Posted: Elliot James | January 23, 2015

News

Sprint Sounds the Whistle in Support Net Neutrality

shopping-news-alerts-2 In recent talk, Net neutrality has been quite the highlight in politics, in American business and commerce and for the Federal Communications Commission (FCC). With many top Internet service providers (ISPs) like Verizon, AT&T and Comcast not agreeing with possible future regulations for broadband Internet, what do mobile service providers say? Well, for one, Sprint is on board with Net neutrality. Earlier last week, Sprint CTO, Stephen Bye wrote, "Sprint does not believe that a light touch application of Title II, including appropriate forbearance, would harm the continued investment in, and deployment of, mobile broadband services." The FCC and their aim to incorporate some of Title II from the Communications Act in new Net neutrality regulations has been quite the controversy.
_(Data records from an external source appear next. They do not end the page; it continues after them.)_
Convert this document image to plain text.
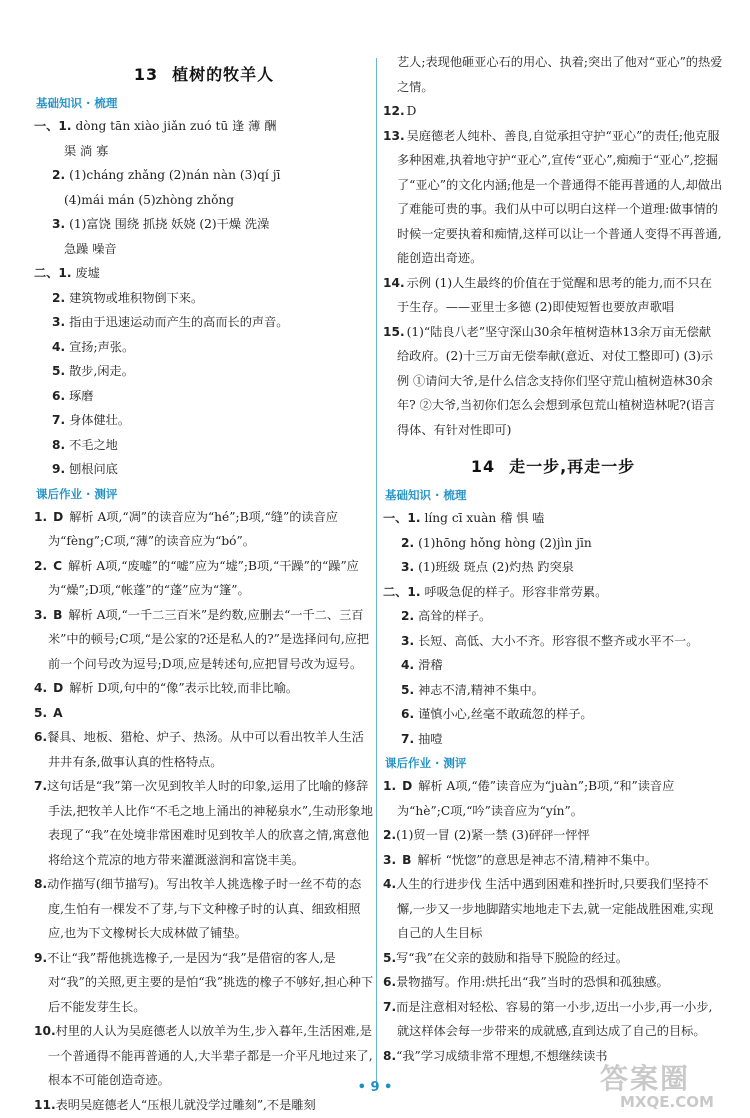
13 植树的牧羊人
基础知识 · 梳理
一、1. dòng tān xiào jiǎn zuó tū 逢 薄 酬
渠 淌 寡
2. (1)cháng zhǎng (2)nán nàn (3)qí jī
(4)mái mán (5)zhòng zhǒng
3. (1)富饶 围绕 抓挠 妖娆 (2)干燥 洗澡
急躁 噪音
二、1. 废墟
2. 建筑物或堆积物倒下来。
3. 指由于迅速运动而产生的高而长的声音。
4. 宣扬;声张。
5. 散步,闲走。
6. 琢磨
7. 身体健壮。
8. 不毛之地
9. 刨根问底
课后作业 · 测评
1. D 解析 A项,“凋”的读音应为“hé”;B项,“缝”的读音应为“fèng”;C项,“薄”的读音应为“bó”。
2. C 解析 A项,“废嘘”的“嘘”应为“墟”;B项,“干躁”的“躁”应为“燥”;D项,“帐蓬”的“蓬”应为“篷”。
3. B 解析 A项,“一千二三百米”是约数,应删去“一千二、三百米”中的顿号;C项,“是公家的?还是私人的?”是选择问句,应把前一个问号改为逗号;D项,应是转述句,应把冒号改为逗号。
4. D 解析 D项,句中的“像”表示比较,而非比喻。
5. A
6.餐具、地板、猎枪、炉子、热汤。从中可以看出牧羊人生活井井有条,做事认真的性格特点。
7.这句话是“我”第一次见到牧羊人时的印象,运用了比喻的修辞手法,把牧羊人比作“不毛之地上涌出的神秘泉水”,生动形象地表现了“我”在处境非常困难时见到牧羊人的欣喜之情,寓意他将给这个荒凉的地方带来灌溉滋润和富饶丰美。
8.动作描写(细节描写)。写出牧羊人挑选橡子时一丝不苟的态度,生怕有一棵发不了芽,与下文种橡子时的认真、细致相照应,也为下文橡树长大成林做了铺垫。
9.不让“我”帮他挑选橡子,一是因为“我”是借宿的客人,是对“我”的关照,更主要的是怕“我”挑选的橡子不够好,担心种下后不能发芽生长。
10.村里的人认为吴庭德老人以放羊为生,步入暮年,生活困难,是一个普通得不能再普通的人,大半辈子都是一介平凡地过来了,根本不可能创造奇迹。
11.表明吴庭德老人“压根儿就没学过雕刻”,不是雕刻
艺人;表现他砸亚心石的用心、执着;突出了他对“亚心”的热爱之情。
12. D
13. 吴庭德老人纯朴、善良,自觉承担守护“亚心”的责任;他克服多种困难,执着地守护“亚心”,宣传“亚心”,痴痴于“亚心”,挖掘了“亚心”的文化内涵;他是一个普通得不能再普通的人,却做出了难能可贵的事。我们从中可以明白这样一个道理:做事情的时候一定要执着和痴情,这样可以让一个普通人变得不再普通,能创造出奇迹。
14. 示例 (1)人生最终的价值在于觉醒和思考的能力,而不只在于生存。——亚里士多德 (2)即使短暂也要放声歌唱
15. (1)“陆良八老”坚守深山30余年植树造林13余万亩无偿献给政府。(2)十三万亩无偿奉献(意近、对仗工整即可) (3)示例 ①请问大爷,是什么信念支持你们坚守荒山植树造林30余年? ②大爷,当初你们怎么会想到承包荒山植树造林呢?(语言得体、有针对性即可)
14 走一步,再走一步
基础知识 · 梳理
一、1. líng cī xuàn 稽 惧 嗑
2. (1)hōng hǒng hòng (2)jìn jīn
3. (1)班级 斑点 (2)灼热 趵突泉
二、1. 呼吸急促的样子。形容非常劳累。
2. 高耸的样子。
3. 长短、高低、大小不齐。形容很不整齐或水平不一。
4. 滑稽
5. 神志不清,精神不集中。
6. 谨慎小心,丝毫不敢疏忽的样子。
7. 抽噎
课后作业 · 测评
1. D 解析 A项,“倦”读音应为“juàn”;B项,“和”读音应为“hè”;C项,“吟”读音应为“yín”。
2.(1)贸一冒 (2)紧一禁 (3)砰砰一怦怦
3. B 解析 “恍惚”的意思是神志不清,精神不集中。
4.人生的行进步伐 生活中遇到困难和挫折时,只要我们坚持不懈,一步又一步地脚踏实地地走下去,就一定能战胜困难,实现自己的人生目标
5.写“我”在父亲的鼓励和指导下脱险的经过。
6.景物描写。作用:烘托出“我”当时的恐惧和孤独感。
7.而是注意相对轻松、容易的第一小步,迈出一小步,再一小步,就这样体会每一步带来的成就感,直到达成了自己的目标。
8.“我”学习成绩非常不理想,不想继续读书
• 9 •	答案圈
MXQE.COM
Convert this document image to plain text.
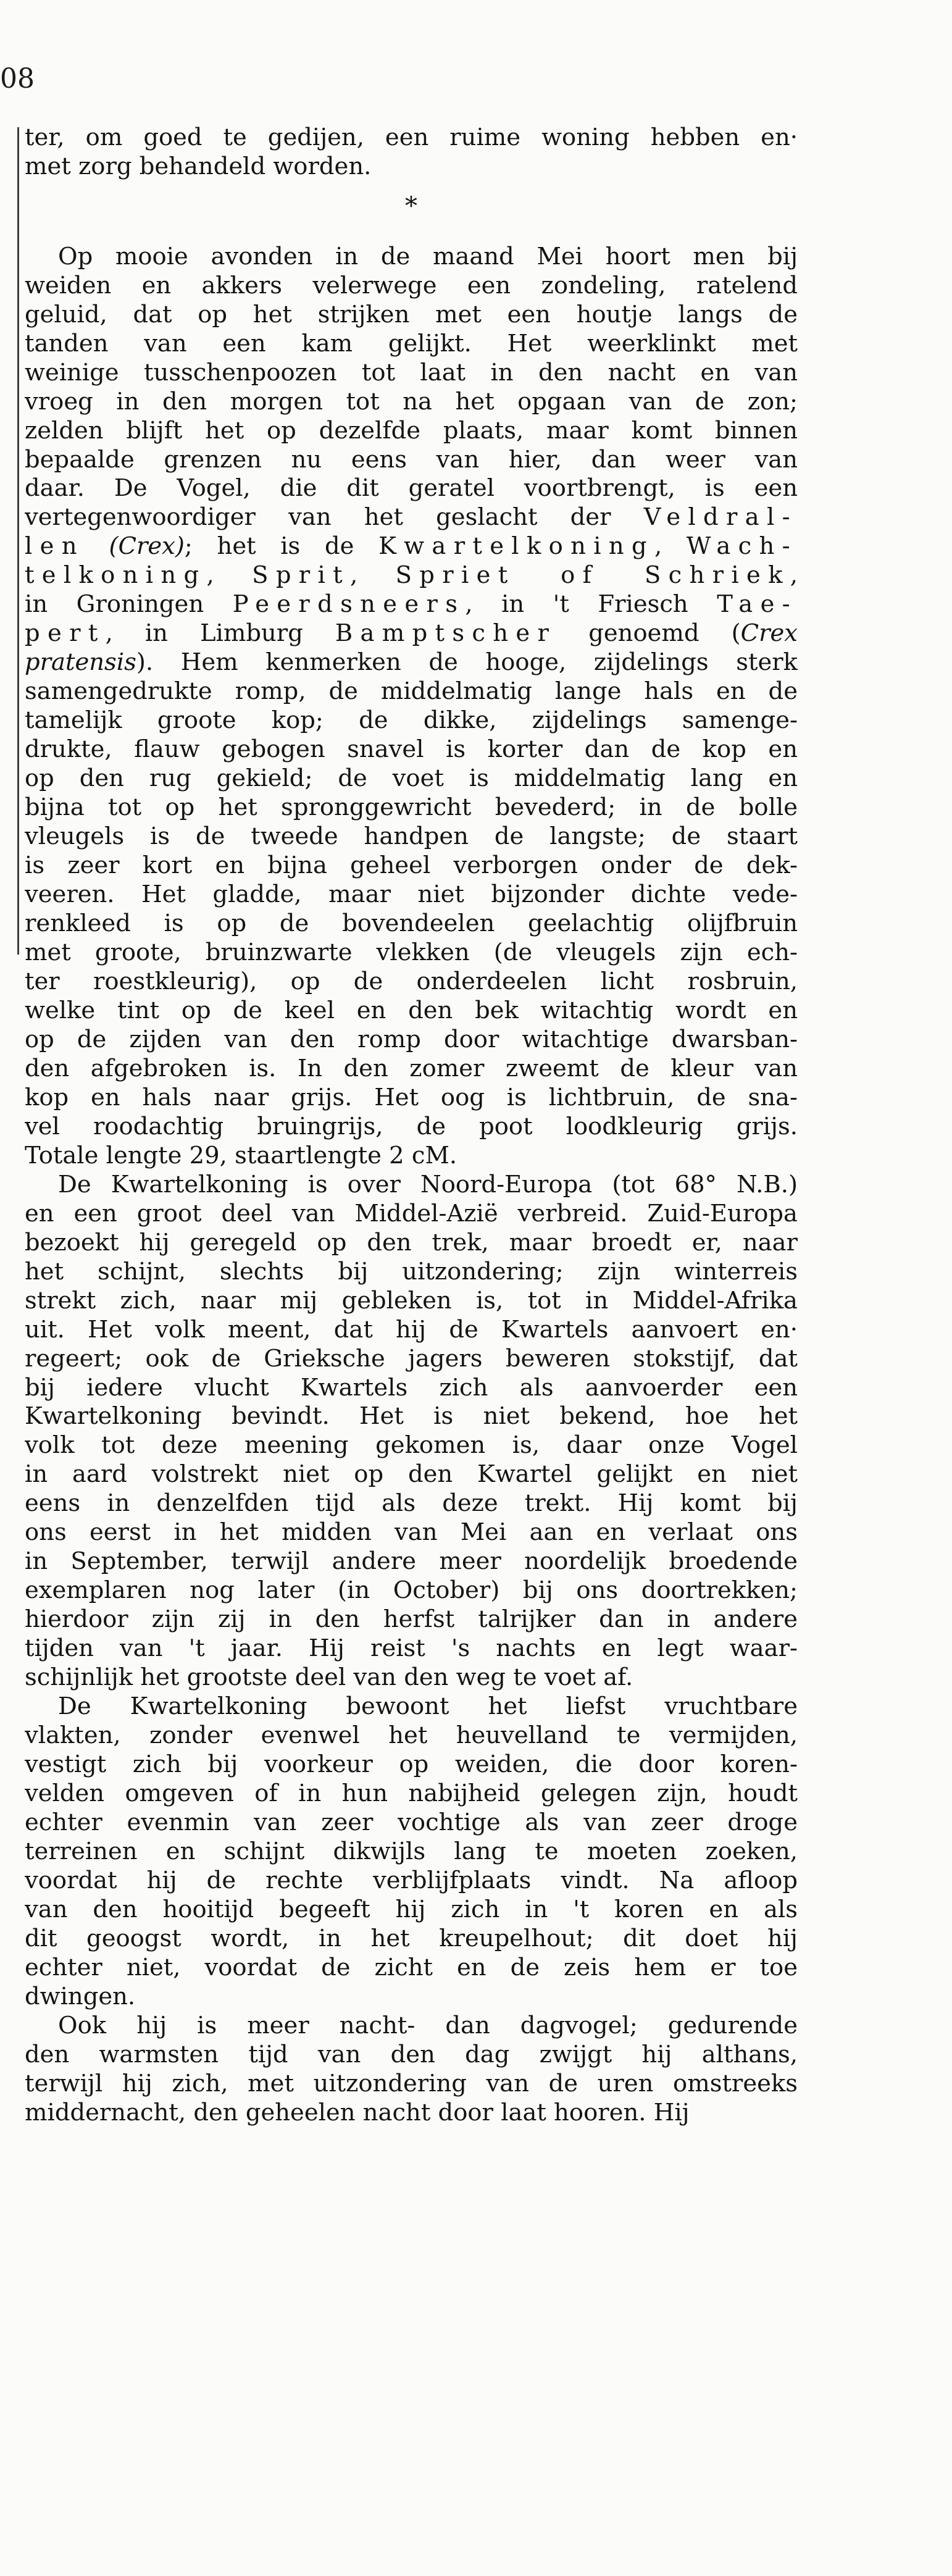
08
ter, om goed te gedijen, een ruime woning hebben en·
met zorg behandeld worden.
*
Op mooie avonden in de maand Mei hoort men bij
weiden en akkers velerwege een zondeling, ratelend
geluid, dat op het strijken met een houtje langs de
tanden van een kam gelijkt. Het weerklinkt met
weinige tusschenpoozen tot laat in den nacht en van
vroeg in den morgen tot na het opgaan van de zon;
zelden blijft het op dezelfde plaats, maar komt binnen
bepaalde grenzen nu eens van hier, dan weer van
daar. De Vogel, die dit geratel voortbrengt, is een
vertegenwoordiger van het geslacht der Veldral-
len (Crex); het is de Kwartelkoning, Wach-
telkoning, Sprit, Spriet of Schriek,
in Groningen Peerdsneers, in 't Friesch Tae-
pert, in Limburg Bamptscher genoemd (Crex
pratensis). Hem kenmerken de hooge, zijdelings sterk
samengedrukte romp, de middelmatig lange hals en de
tamelijk groote kop; de dikke, zijdelings samenge-
drukte, flauw gebogen snavel is korter dan de kop en
op den rug gekield; de voet is middelmatig lang en
bijna tot op het spronggewricht bevederd; in de bolle
vleugels is de tweede handpen de langste; de staart
is zeer kort en bijna geheel verborgen onder de dek-
veeren. Het gladde, maar niet bijzonder dichte vede-
renkleed is op de bovendeelen geelachtig olijfbruin
met groote, bruinzwarte vlekken (de vleugels zijn ech-
ter roestkleurig), op de onderdeelen licht rosbruin,
welke tint op de keel en den bek witachtig wordt en
op de zijden van den romp door witachtige dwarsban-
den afgebroken is. In den zomer zweemt de kleur van
kop en hals naar grijs. Het oog is lichtbruin, de sna-
vel roodachtig bruingrijs, de poot loodkleurig grijs.
Totale lengte 29, staartlengte 2 cM.
De Kwartelkoning is over Noord-Europa (tot 68° N.B.)
en een groot deel van Middel-Azië verbreid. Zuid-Europa
bezoekt hij geregeld op den trek, maar broedt er, naar
het schijnt, slechts bij uitzondering; zijn winterreis
strekt zich, naar mij gebleken is, tot in Middel-Afrika
uit. Het volk meent, dat hij de Kwartels aanvoert en·
regeert; ook de Grieksche jagers beweren stokstijf, dat
bij iedere vlucht Kwartels zich als aanvoerder een
Kwartelkoning bevindt. Het is niet bekend, hoe het
volk tot deze meening gekomen is, daar onze Vogel
in aard volstrekt niet op den Kwartel gelijkt en niet
eens in denzelfden tijd als deze trekt. Hij komt bij
ons eerst in het midden van Mei aan en verlaat ons
in September, terwijl andere meer noordelijk broedende
exemplaren nog later (in October) bij ons doortrekken;
hierdoor zijn zij in den herfst talrijker dan in andere
tijden van 't jaar. Hij reist 's nachts en legt waar-
schijnlijk het grootste deel van den weg te voet af.
De Kwartelkoning bewoont het liefst vruchtbare
vlakten, zonder evenwel het heuvelland te vermijden,
vestigt zich bij voorkeur op weiden, die door koren-
velden omgeven of in hun nabijheid gelegen zijn, houdt
echter evenmin van zeer vochtige als van zeer droge
terreinen en schijnt dikwijls lang te moeten zoeken,
voordat hij de rechte verblijfplaats vindt. Na afloop
van den hooitijd begeeft hij zich in 't koren en als
dit geoogst wordt, in het kreupelhout; dit doet hij
echter niet, voordat de zicht en de zeis hem er toe
dwingen.
Ook hij is meer nacht- dan dagvogel; gedurende
den warmsten tijd van den dag zwijgt hij althans,
terwijl hij zich, met uitzondering van de uren omstreeks
middernacht, den geheelen nacht door laat hooren. Hij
With Title II, broadband Internet providers would be treated more like common carriers. Which in turn, would treat broadband Internet more like a utility altogether. This is not what top ISPs are wanting. Further, through Net neutrality regulations and aspects of Title II, gone would be Internet fast lanes imposed on content providers like Google and the harsh realities of ISP monopolization. Sprint's outspoken opinion comes at somewhat of a surprise, but not so much. Shocking is that Sprint is not following suit of similar mobile broadband providers like T-Mobile, AT&T and Verizon. (Granted AT&T and Verizon do hold interest from the landline services they provide.) Not shocking is that Sprint is to some extent the underdog when compared to other mobile service providers. What is more is that Sprint only offers mobile broadband connections; they may have a little less at stake. While mobile providers are already held accountable to Title II, the mobile Internet connections they provide are not. So, they would be affected. For Sprint, they may feel that the adverse effects that other ISPs are seeing won't greatly affect the services they provide nor their economic interests. If mobile Internet data is to be largely effected by Title II, then this could level ground giving Sprint the competitiveness it needs against mobile heavyweights, AT&T and Verizon.